Navigating with a map & compass – Following a bearing

After finding the right direction of travel, it’s important to follow it without drifting. Otherwise, you’ll end up arriving somewhere else entirely despite having determined your precise location and direction of travel. And we don’t want that!

Here’s a little trick on how to follow a bearing: Once you’ve found the right location and direction of travel, find a special feature in that direction that you can head for when walking. Once you’ve reached this goal, you can find another one you can use as your next goal. Then repeat this process until you’ve reached your final destination.

But in so doing, make sure you haven’t turned the compass housing!

Alternatives to a map & compass

If you haven’t got a map and compass, there’s no need to despair. Look on the bright side: there are so many more options out there (some even free of charge) you can use to determine your location or direction of travel.

The sun

During the day, the sun can be a very useful tool to get a rough idea of where you are, since you know that the sun rises in the east, sets in the west, and is due south at noon. Using an analogue watch or an app with an analogue display (with hands), you can find South in the wintertime at the bisector of the angle between the hour hand and the 12 o’clock mark. In the summertime, South is between the hour hand and the 1 o’clock mark.

The stars

If you need to navigate at night, all you need to do is find Polaris or the North Star, which is located close to the north celestial pole. This makes it the northern pole star. The North Star can be located by using the Bid Dipper. The two outermost stars in the bowl of the Big Dipper point to the North Star, which happens to mark the tip of the handle of the Big Dipper’s little buddy, the Little Dipper. Here’s something else worth noting: Polaris is not visible in the Southern Hemisphere due to the curvature of the earth.

If you happen to be in the Southern Hemisphere and can’t find the North Star, you can use other stars to find your way. As a general rule, a star in the North moves to the left, a star in the South moves to the right. A star in the East moves up, while a star in the West moves down. In order to find cardinal directions, you would need to observe the movement of the stars. For example, if a star moves up to the left, it is in the Northeast.

Vegetation

In addition to the sun and stars, you can also use plants to find your way. Unfortunately, though, this is not always 100% accurate. There are always deviations, and the clues we get from plant life are not always completely clear. Nevertheless, you can use trees, shrubs and other plants as an additional source of information to navigate.

Freestanding trees and shrubs, for example, usually lean away from the main direction of the wind, i.e. mostly to the east. But, there are exceptions to this rule, as on slopes or in valleys. Moss growth is another indication of direction. Moss usually grows on the northwest side of trees, rocks, etc. This is due to the simple fact that it grows in damp areas (rain usually comes from the west) and where it is shady the longest. Since the sun never shines from the north, we think you can put the rest of this scout wisdom together yourself.

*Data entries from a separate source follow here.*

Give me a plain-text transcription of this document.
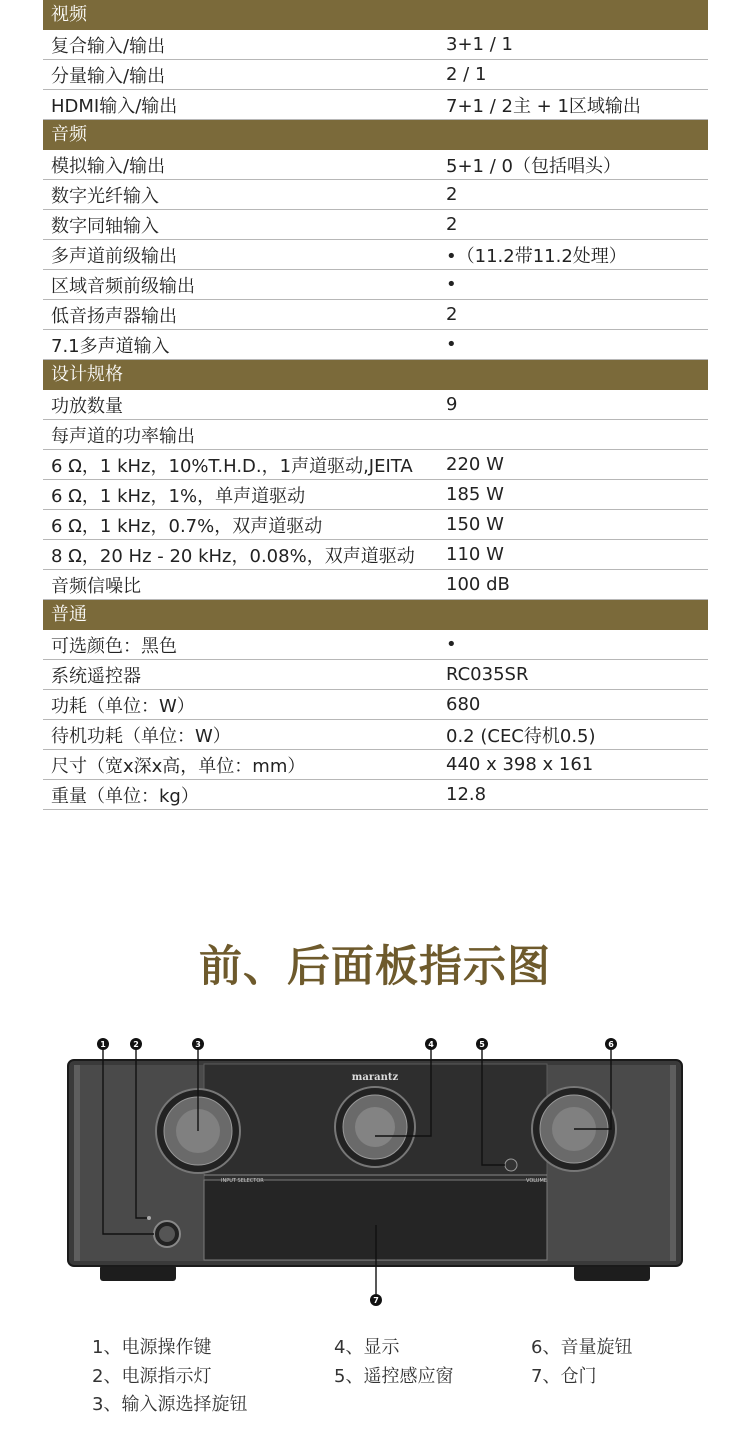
视频
复合输入/输出	3+1 / 1
分量输入/输出	2 / 1
HDMI输入/输出	7+1 / 2主 + 1区域输出
音频
模拟输入/输出	5+1 / 0（包括唱头）
数字光纤输入	2
数字同轴输入	2
多声道前级输出	•（11.2带11.2处理）
区域音频前级输出	•
低音扬声器输出	2
7.1多声道输入	•
设计规格
功放数量	9
每声道的功率输出
6 Ω，1 kHz，10%T.H.D.，1声道驱动,JEITA	220 W
6 Ω，1 kHz，1%，单声道驱动	185 W
6 Ω，1 kHz，0.7%，双声道驱动	150 W
8 Ω，20 Hz - 20 kHz，0.08%，双声道驱动	110 W
音频信噪比	100 dB
普通
可选颜色：黑色	•
系统遥控器	RC035SR
功耗（单位：W）	680
待机功耗（单位：W）	0.2 (CEC待机0.5)
尺寸（宽x深x高，单位：mm）	440 x 398 x 161
重量（单位：kg）	12.8
前、后面板指示图
marantz
INPUT SELECTOR	VOLUME
1	2	3	4	5	6
7
1、电源操作键
2、电源指示灯
3、输入源选择旋钮
4、显示
5、遥控感应窗
6、音量旋钮
7、仓门
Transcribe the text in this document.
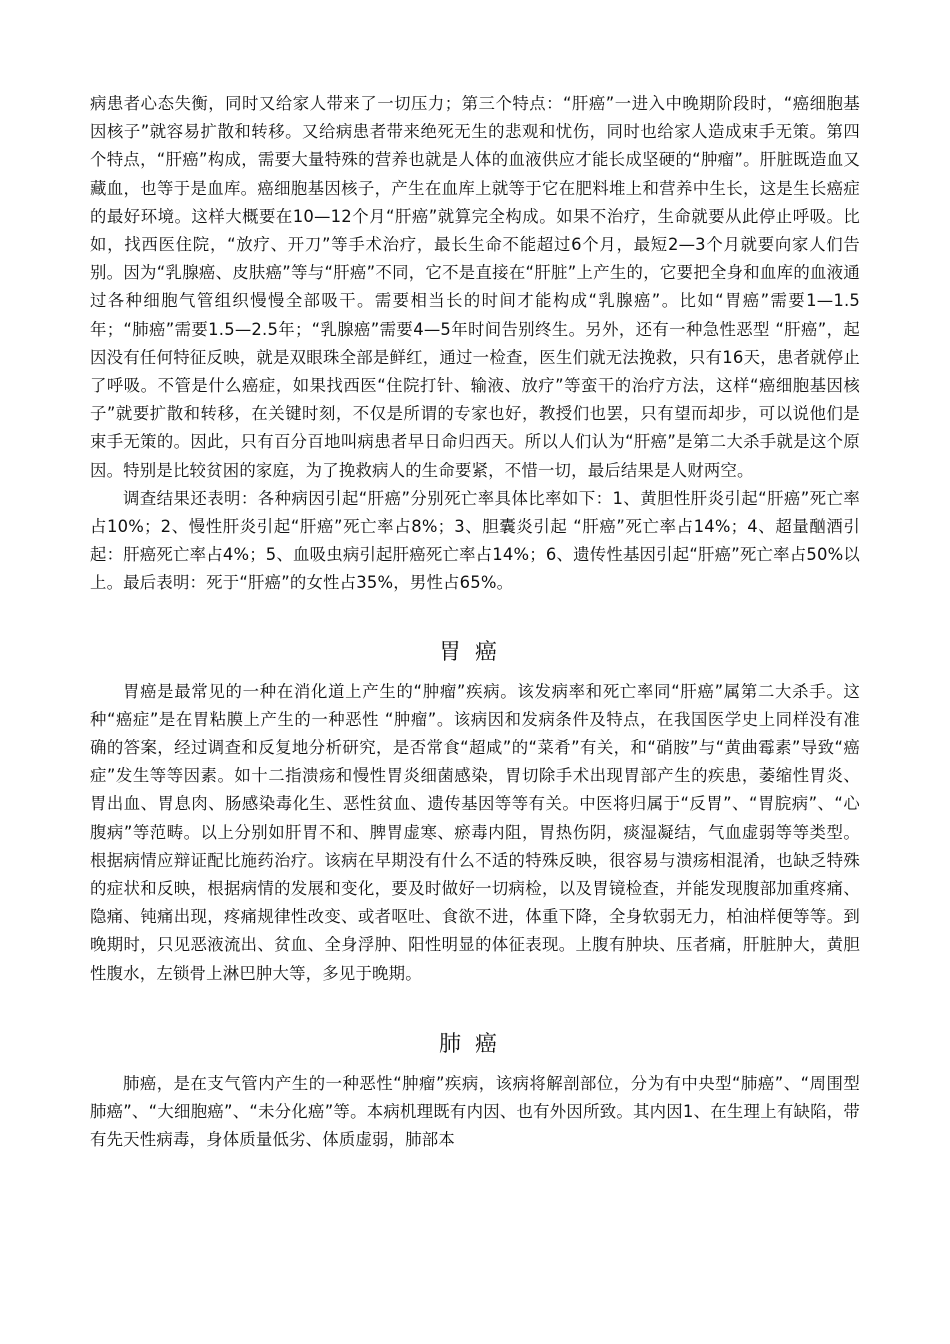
病患者心态失衡，同时又给家人带来了一切压力；第三个特点：“肝癌”一进入中晚期阶段时，“癌细胞基因核子”就容易扩散和转移。又给病患者带来绝死无生的悲观和忧伤，同时也给家人造成束手无策。第四个特点，“肝癌”构成，需要大量特殊的营养也就是人体的血液供应才能长成坚硬的“肿瘤”。肝脏既造血又藏血，也等于是血库。癌细胞基因核子，产生在血库上就等于它在肥料堆上和营养中生长，这是生长癌症的最好环境。这样大概要在10—12个月“肝癌”就算完全构成。如果不治疗，生命就要从此停止呼吸。比如，找西医住院，“放疗、开刀”等手术治疗，最长生命不能超过6个月，最短2—3个月就要向家人们告别。因为“乳腺癌、皮肤癌”等与“肝癌”不同，它不是直接在“肝脏”上产生的，它要把全身和血库的血液通过各种细胞气管组织慢慢全部吸干。需要相当长的时间才能构成“乳腺癌”。比如“胃癌”需要1—1.5年；“肺癌”需要1.5—2.5年；“乳腺癌”需要4—5年时间告别终生。另外，还有一种急性恶型 “肝癌”，起因没有任何特征反映，就是双眼珠全部是鲜红，通过一检查，医生们就无法挽救，只有16天，患者就停止了呼吸。不管是什么癌症，如果找西医“住院打针、输液、放疗”等蛮干的治疗方法，这样“癌细胞基因核子”就要扩散和转移，在关键时刻，不仅是所谓的专家也好，教授们也罢，只有望而却步，可以说他们是束手无策的。因此，只有百分百地叫病患者早日命归西天。所以人们认为“肝癌”是第二大杀手就是这个原因。特别是比较贫困的家庭，为了挽救病人的生命要紧，不惜一切，最后结果是人财两空。

调查结果还表明：各种病因引起“肝癌”分别死亡率具体比率如下：1、黄胆性肝炎引起“肝癌”死亡率占10%；2、慢性肝炎引起“肝癌”死亡率占8%；3、胆囊炎引起 “肝癌”死亡率占14%；4、超量酗酒引起：肝癌死亡率占4%；5、血吸虫病引起肝癌死亡率占14%；6、遗传性基因引起“肝癌”死亡率占50%以上。最后表明：死于“肝癌”的女性占35%，男性占65%。

胃癌

胃癌是最常见的一种在消化道上产生的“肿瘤”疾病。该发病率和死亡率同“肝癌”属第二大杀手。这种“癌症”是在胃粘膜上产生的一种恶性 “肿瘤”。该病因和发病条件及特点，在我国医学史上同样没有准确的答案，经过调查和反复地分析研究，是否常食“超咸”的“菜肴”有关，和“硝胺”与“黄曲霉素”导致“癌症”发生等等因素。如十二指溃疡和慢性胃炎细菌感染，胃切除手术出现胃部产生的疾患，萎缩性胃炎、胃出血、胃息肉、肠感染毒化生、恶性贫血、遗传基因等等有关。中医将归属于“反胃”、“胃脘病”、“心腹病”等范畴。以上分别如肝胃不和、脾胃虚寒、瘀毒内阻，胃热伤阴，痰湿凝结，气血虚弱等等类型。根据病情应辩证配比施药治疗。该病在早期没有什么不适的特殊反映，很容易与溃疡相混淆，也缺乏特殊的症状和反映，根据病情的发展和变化，要及时做好一切病检，以及胃镜检查，并能发现腹部加重疼痛、隐痛、钝痛出现，疼痛规律性改变、或者呕吐、食欲不进，体重下降，全身软弱无力，柏油样便等等。到晚期时，只见恶液流出、贫血、全身浮肿、阳性明显的体征表现。上腹有肿块、压者痛，肝脏肿大，黄胆性腹水，左锁骨上淋巴肿大等，多见于晚期。

肺癌

肺癌，是在支气管内产生的一种恶性“肿瘤”疾病，该病将解剖部位，分为有中央型“肺癌”、“周围型肺癌”、“大细胞癌”、“未分化癌”等。本病机理既有内因、也有外因所致。其内因1、在生理上有缺陷，带有先天性病毒，身体质量低劣、体质虚弱，肺部本
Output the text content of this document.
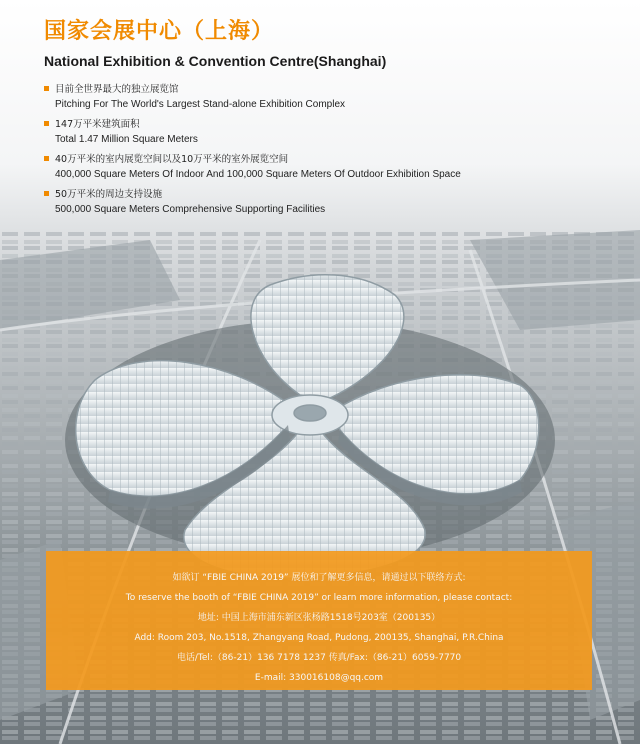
国家会展中心（上海）
National Exhibition & Convention Centre(Shanghai)
目前全世界最大的独立展览馆
Pitching For The World's Largest Stand-alone Exhibition Complex
147万平米建筑面积
Total 1.47 Million Square Meters
40万平米的室内展览空间以及10万平米的室外展览空间
400,000 Square Meters Of Indoor And 100,000 Square Meters Of Outdoor Exhibition Space
50万平米的周边支持设施
500,000 Square Meters Comprehensive Supporting Facilities
如欲订 “FBIE CHINA 2019” 展位和了解更多信息，请通过以下联络方式:
To reserve the booth of “FBIE CHINA 2019” or learn more information, please contact:
地址: 中国上海市浦东新区张杨路1518号203室（200135）
Add: Room 203, No.1518, Zhangyang Road, Pudong, 200135, Shanghai, P.R.China
电话/Tel:（86-21）136 7178 1237 传真/Fax:（86-21）6059-7770
E-mail: 330016108@qq.com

You can also use snow as an aid to find your way. The snow on the northwest side of trees stays visible for the longest period of time. Why? This goes back to the same “north-south” principle that applies to moss: because it usually snows from the west and the snow melts the fastest on the south side of trees, it remains on the opposite side the longest.

Conclusion

If you’re planning your next adventure or have already packed, we definitely recommend you think about taking a map and compass in addition to your GPS device. Also, don’t forget you can always use the other options Mother Nature has given us for free! That said, have fun and get home safely from your next outdoor adventure!